Facing the weak interpretability of the hidden states of deep knowledge tracing models and the neglect of the impact of historical exercises on prediction results, this paper proposes a prediction algorithm that combines cognitive diagnostic theory and multi-head attention mechanism. First, time series data is transformed into low-dimensional continuous real-valued vectors. Secondly, a fuzzy cognitive diagnostic model is used to integrate students’ response time and duration to evaluate students’ mastery of knowledge points and skill levels. In addition, in the modeling of exercise response processes, a knowledge gap parameter is introduced to characterize the degree to which specific knowledge points restrict students’ responses to exercises. By using interpretable parameters trained by the fuzzy cognitive diagnostic model to model students’ learning states, the knowledge state vector is expanded into a knowledge state matrix from the perspective of model mechanisms. Finally, the proposed model uses a multi-head attention mechanism to calculate the influence of historical sequential data on prediction results. Experimental results show that this recommendation method achieves relatively good performance in recommending English reading, writing, and translation training exercises. To enhance the interpretability of the model, we will provide visualizations of the model’s outputs, including students’ mastery levels of different knowledge points and the influence weights of historical exercise responses. These visualizations will help educators better understand the model’s decision-making process and apply it in real-world teaching scenarios.
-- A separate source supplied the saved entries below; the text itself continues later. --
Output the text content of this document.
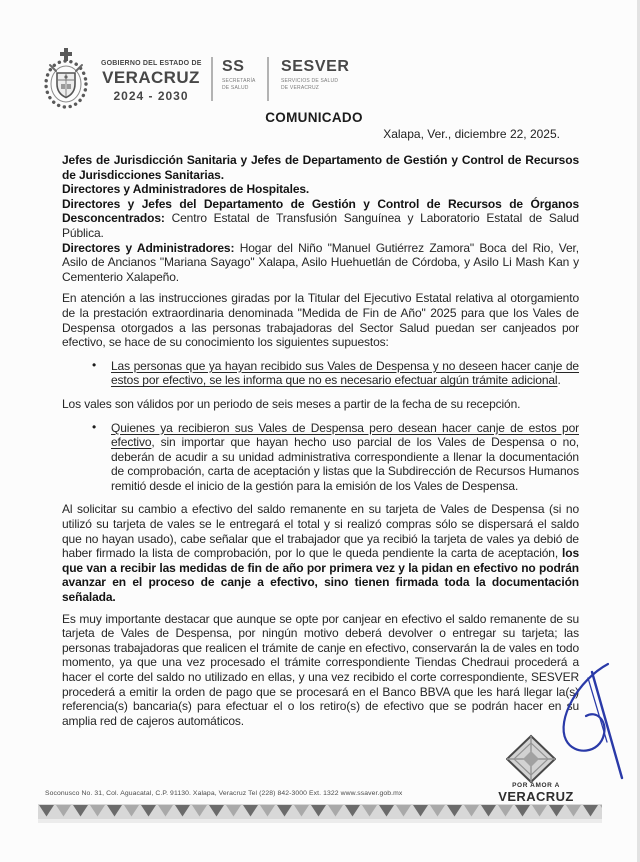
GOBIERNO DEL ESTADO DE
VERACRUZ
2024 - 2030
SS
SECRETARÍA
DE SALUD
SESVER
SERVICIOS DE SALUD
DE VERACRUZ
COMUNICADO
Xalapa, Ver., diciembre 22, 2025.
Jefes de Jurisdicción Sanitaria y Jefes de Departamento de Gestión y Control de Recursos de Jurisdicciones Sanitarias.
Directores y Administradores de Hospitales.
Directores y Jefes del Departamento de Gestión y Control de Recursos de Órganos Desconcentrados: Centro Estatal de Transfusión Sanguínea y Laboratorio Estatal de Salud Pública.
Directores y Administradores: Hogar del Niño "Manuel Gutiérrez Zamora" Boca del Rio, Ver, Asilo de Ancianos "Mariana Sayago" Xalapa, Asilo Huehuetlán de Córdoba, y Asilo Li Mash Kan y Cementerio Xalapeño.
En atención a las instrucciones giradas por la Titular del Ejecutivo Estatal relativa al otorgamiento de la prestación extraordinaria denominada "Medida de Fin de Año" 2025 para que los Vales de Despensa otorgados a las personas trabajadoras del Sector Salud puedan ser canjeados por efectivo, se hace de su conocimiento los siguientes supuestos:
• Las personas que ya hayan recibido sus Vales de Despensa y no deseen hacer canje de estos por efectivo, se les informa que no es necesario efectuar algún trámite adicional.
Los vales son válidos por un periodo de seis meses a partir de la fecha de su recepción.
• Quienes ya recibieron sus Vales de Despensa pero desean hacer canje de estos por efectivo, sin importar que hayan hecho uso parcial de los Vales de Despensa o no, deberán de acudir a su unidad administrativa correspondiente a llenar la documentación de comprobación, carta de aceptación y listas que la Subdirección de Recursos Humanos remitió desde el inicio de la gestión para la emisión de los Vales de Despensa.
Al solicitar su cambio a efectivo del saldo remanente en su tarjeta de Vales de Despensa (si no utilizó su tarjeta de vales se le entregará el total y si realizó compras sólo se dispersará el saldo que no hayan usado), cabe señalar que el trabajador que ya recibió la tarjeta de vales ya debió de haber firmado la lista de comprobación, por lo que le queda pendiente la carta de aceptación, los que van a recibir las medidas de fin de año por primera vez y la pidan en efectivo no podrán avanzar en el proceso de canje a efectivo, sino tienen firmada toda la documentación señalada.
Es muy importante destacar que aunque se opte por canjear en efectivo el saldo remanente de su tarjeta de Vales de Despensa, por ningún motivo deberá devolver o entregar su tarjeta; las personas trabajadoras que realicen el trámite de canje en efectivo, conservarán la de vales en todo momento, ya que una vez procesado el trámite correspondiente Tiendas Chedraui procederá a hacer el corte del saldo no utilizado en ellas, y una vez recibido el corte correspondiente, SESVER procederá a emitir la orden de pago que se procesará en el Banco BBVA que les hará llegar la(s) referencia(s) bancaria(s) para efectuar el o los retiro(s) de efectivo que se podrán hacer en su amplia red de cajeros automáticos.
POR AMOR A
VERACRUZ
Soconusco No. 31, Col. Aguacatal, C.P. 91130. Xalapa, Veracruz Tel (228) 842-3000 Ext. 1322 www.ssaver.gob.mx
Although this study primarily focuses on recommendations for English reading, writing, and translation exercises, the proposed approach combining the improved fuzzy cognitive diagnosis model (MFCD) and the multi-head attention mechanism (MAKT) exhibits strong generalization. The core of this method lies in providing personalized recommendations by modeling students’ learning processes and dynamic knowledge states, which is not only applicable to the English discipline but can also be extended to other subjects requiring personalized learning paths, such as mathematics and science. For instance, in mathematics exercises, knowledge gap parameters and response time factors can similarly be used to assess students’ mastery of mathematical concepts. Future work will focus on evaluating the scalability and adaptability of the proposed model across different educational contexts, including diverse subjects (e.g., mathematics, physics) and student populations (e.g., high school, university). Additionally, we plan to test the model’s performance on large-scale datasets to further validate its computational efficiency and predictive accuracy in real-world educational settings.